A Personal Reflection on Intergenerational Parenting

Blog post: Larissa Dann 29 September 2015 (updated 13 January, 2017)               Mum and Dad, London, 1960

“100 years after you die it won’t matter what car you drove or what house you lived in but it will matter how you raised your kids” (Parent Effectiveness Training (P.E.T.) bumper sticker)*

My father has a terminal illness.  My mother has advanced dementia. Suddenly, it seems my time with my parents is limited.  As I watch my children burst into life, and I see my parents fade, I begin to reflect. How did my parents’ actions, their living of their attitudes and values, their modelling, influence my raising of their grandchildren?

Many factors influence intergenerational parenting.  Family traumas such as an untimely death in the family, child abuse, adoption, forced removal from a family, being raised in an institution, survivors of war (as either a civilian, refugee or serviceperson), Post-Traumatic Stress Disorder – these events will affect generations to come.  What we pass on to our children will be a mixture of awareness, choice and circumstance.

When I became a parent I found myself evaluating aspects of my childhood, and from that process I made choices on how to raise my children.  Similarly, my parents assessed their formative years, making changes to bring us up. No doubt, my children will do likewise.  I have consciously implemented some of my parents’ approaches, and discarded others.  I am all too aware that my parents are human, that I am human.  There is no perfection in our family. So I sought new ways, alternative approaches, to enhance the influence of my upbringing.

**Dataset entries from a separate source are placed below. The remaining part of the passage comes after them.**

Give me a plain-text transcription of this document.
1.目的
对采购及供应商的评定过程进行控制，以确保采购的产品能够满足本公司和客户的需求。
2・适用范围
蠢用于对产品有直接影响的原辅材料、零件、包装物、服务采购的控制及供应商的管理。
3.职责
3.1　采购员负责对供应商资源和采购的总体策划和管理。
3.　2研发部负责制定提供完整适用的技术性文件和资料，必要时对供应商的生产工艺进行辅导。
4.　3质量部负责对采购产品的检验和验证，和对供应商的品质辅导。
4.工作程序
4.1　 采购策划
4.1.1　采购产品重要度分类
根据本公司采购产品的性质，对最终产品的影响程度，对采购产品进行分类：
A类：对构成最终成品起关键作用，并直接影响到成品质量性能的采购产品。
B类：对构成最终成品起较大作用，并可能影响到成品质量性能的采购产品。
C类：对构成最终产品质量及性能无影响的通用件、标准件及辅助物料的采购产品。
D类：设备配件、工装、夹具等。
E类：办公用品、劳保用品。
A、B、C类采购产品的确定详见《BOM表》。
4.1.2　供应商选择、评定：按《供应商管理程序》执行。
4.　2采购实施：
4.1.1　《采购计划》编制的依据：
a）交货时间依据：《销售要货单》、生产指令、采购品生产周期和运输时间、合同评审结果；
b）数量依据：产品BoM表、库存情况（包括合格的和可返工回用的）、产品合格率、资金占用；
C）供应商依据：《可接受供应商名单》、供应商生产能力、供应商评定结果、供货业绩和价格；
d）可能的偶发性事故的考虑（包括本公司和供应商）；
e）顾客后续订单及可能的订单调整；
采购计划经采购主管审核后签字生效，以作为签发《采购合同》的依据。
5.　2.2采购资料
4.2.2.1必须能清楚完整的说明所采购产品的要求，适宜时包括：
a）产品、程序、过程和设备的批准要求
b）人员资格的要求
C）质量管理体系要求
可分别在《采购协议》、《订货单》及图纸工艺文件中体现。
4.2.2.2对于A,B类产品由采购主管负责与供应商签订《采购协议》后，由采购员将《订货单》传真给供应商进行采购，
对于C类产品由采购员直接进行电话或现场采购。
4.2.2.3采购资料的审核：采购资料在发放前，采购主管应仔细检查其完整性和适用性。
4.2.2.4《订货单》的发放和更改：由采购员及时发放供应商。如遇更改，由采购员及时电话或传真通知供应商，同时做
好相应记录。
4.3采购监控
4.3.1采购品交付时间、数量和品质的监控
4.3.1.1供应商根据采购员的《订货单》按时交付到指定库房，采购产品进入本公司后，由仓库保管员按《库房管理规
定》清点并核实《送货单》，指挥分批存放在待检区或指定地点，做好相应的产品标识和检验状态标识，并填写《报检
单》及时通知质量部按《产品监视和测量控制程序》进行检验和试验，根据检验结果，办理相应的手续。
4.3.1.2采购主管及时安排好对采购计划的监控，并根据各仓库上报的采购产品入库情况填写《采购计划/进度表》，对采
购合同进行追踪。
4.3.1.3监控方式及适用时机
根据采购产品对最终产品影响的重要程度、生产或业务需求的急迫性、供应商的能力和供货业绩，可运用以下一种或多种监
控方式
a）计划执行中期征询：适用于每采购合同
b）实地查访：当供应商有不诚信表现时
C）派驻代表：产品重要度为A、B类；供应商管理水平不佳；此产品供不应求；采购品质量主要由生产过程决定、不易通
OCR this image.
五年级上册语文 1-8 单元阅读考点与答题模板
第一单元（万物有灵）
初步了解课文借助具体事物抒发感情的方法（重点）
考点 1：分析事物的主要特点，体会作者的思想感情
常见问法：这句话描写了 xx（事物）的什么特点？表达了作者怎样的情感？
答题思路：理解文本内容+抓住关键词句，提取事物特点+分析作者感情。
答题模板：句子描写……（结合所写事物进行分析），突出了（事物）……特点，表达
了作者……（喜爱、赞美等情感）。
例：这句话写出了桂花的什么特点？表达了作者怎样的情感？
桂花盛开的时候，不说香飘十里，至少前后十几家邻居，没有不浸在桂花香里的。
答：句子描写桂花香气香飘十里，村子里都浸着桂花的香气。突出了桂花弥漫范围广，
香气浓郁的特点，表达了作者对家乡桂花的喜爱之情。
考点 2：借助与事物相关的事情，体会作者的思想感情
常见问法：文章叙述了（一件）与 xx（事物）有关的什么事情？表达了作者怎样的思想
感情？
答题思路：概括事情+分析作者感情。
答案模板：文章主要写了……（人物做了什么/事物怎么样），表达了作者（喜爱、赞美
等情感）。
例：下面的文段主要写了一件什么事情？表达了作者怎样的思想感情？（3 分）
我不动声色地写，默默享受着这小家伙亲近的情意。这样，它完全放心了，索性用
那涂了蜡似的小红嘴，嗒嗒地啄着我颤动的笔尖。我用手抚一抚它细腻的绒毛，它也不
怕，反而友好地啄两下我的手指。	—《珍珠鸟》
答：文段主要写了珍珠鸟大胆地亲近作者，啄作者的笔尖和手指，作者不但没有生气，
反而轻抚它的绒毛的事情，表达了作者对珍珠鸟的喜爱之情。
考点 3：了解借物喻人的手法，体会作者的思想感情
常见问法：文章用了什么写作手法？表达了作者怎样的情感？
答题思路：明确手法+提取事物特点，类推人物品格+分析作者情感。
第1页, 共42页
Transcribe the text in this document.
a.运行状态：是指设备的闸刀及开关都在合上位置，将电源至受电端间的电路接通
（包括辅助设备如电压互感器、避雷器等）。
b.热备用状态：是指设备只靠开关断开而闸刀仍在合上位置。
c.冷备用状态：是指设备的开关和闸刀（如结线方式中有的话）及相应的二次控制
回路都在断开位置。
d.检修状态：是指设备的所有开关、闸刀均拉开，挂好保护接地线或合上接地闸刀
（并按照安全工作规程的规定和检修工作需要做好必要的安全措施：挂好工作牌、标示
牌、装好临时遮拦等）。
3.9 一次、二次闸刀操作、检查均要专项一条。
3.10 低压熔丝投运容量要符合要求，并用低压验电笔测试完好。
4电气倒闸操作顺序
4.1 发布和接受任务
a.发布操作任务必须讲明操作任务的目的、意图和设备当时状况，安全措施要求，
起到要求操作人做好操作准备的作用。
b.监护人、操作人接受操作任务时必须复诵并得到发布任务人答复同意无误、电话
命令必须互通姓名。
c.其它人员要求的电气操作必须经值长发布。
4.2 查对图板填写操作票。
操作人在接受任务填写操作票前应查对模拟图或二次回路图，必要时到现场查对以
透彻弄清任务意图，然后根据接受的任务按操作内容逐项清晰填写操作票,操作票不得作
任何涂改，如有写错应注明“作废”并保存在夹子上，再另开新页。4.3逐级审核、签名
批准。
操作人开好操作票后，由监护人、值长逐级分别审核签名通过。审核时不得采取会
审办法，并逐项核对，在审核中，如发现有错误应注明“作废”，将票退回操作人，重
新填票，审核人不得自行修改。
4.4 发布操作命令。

This post is my personal reflection on some of my positive experiences of being raised, and why it matters as I bring up my children. I hope that my process of reflection may be of interest and benefit to you, in your own journey of contemplation of the generations. 

My parents, my perspective.

Months ago, a post came across my Facebook page - “32 Questions to ask your Dad Before He Dies” (Interview Someone You Love about Life).  From the bottom of my heart I thank the author, Brendan Burchard. Now, as I sit with Dad, I am guided in my conversations.  I am learning about my father - his hopes, how he viewed his role as a parent, what he has learnt from life so far. I am beginning to understand why he is who he is; why he acted the way he acted.  And Dad loves our discussions, allowing me to record his voice, his tone, and his chuckle.  He revels in reminiscing, reflecting on aspects of his life in a new way, and finding he recalls far more than he realised.     

My father’s memories of the past, his learnings from his life, are a gateway into his grandchildren’s future. 

Dad has the fascinating face of a life lived, the type of face he once stopped to photograph. His craggy features are lined with wisdom and humour.  His beard and wild, still-dark hair are the mark of a man looking for more from life than vanity.  His hairless pate bears the marks of sun and hard yakka. Dad is not perfect.  In fact, he is very human.  And he has been there all my life. 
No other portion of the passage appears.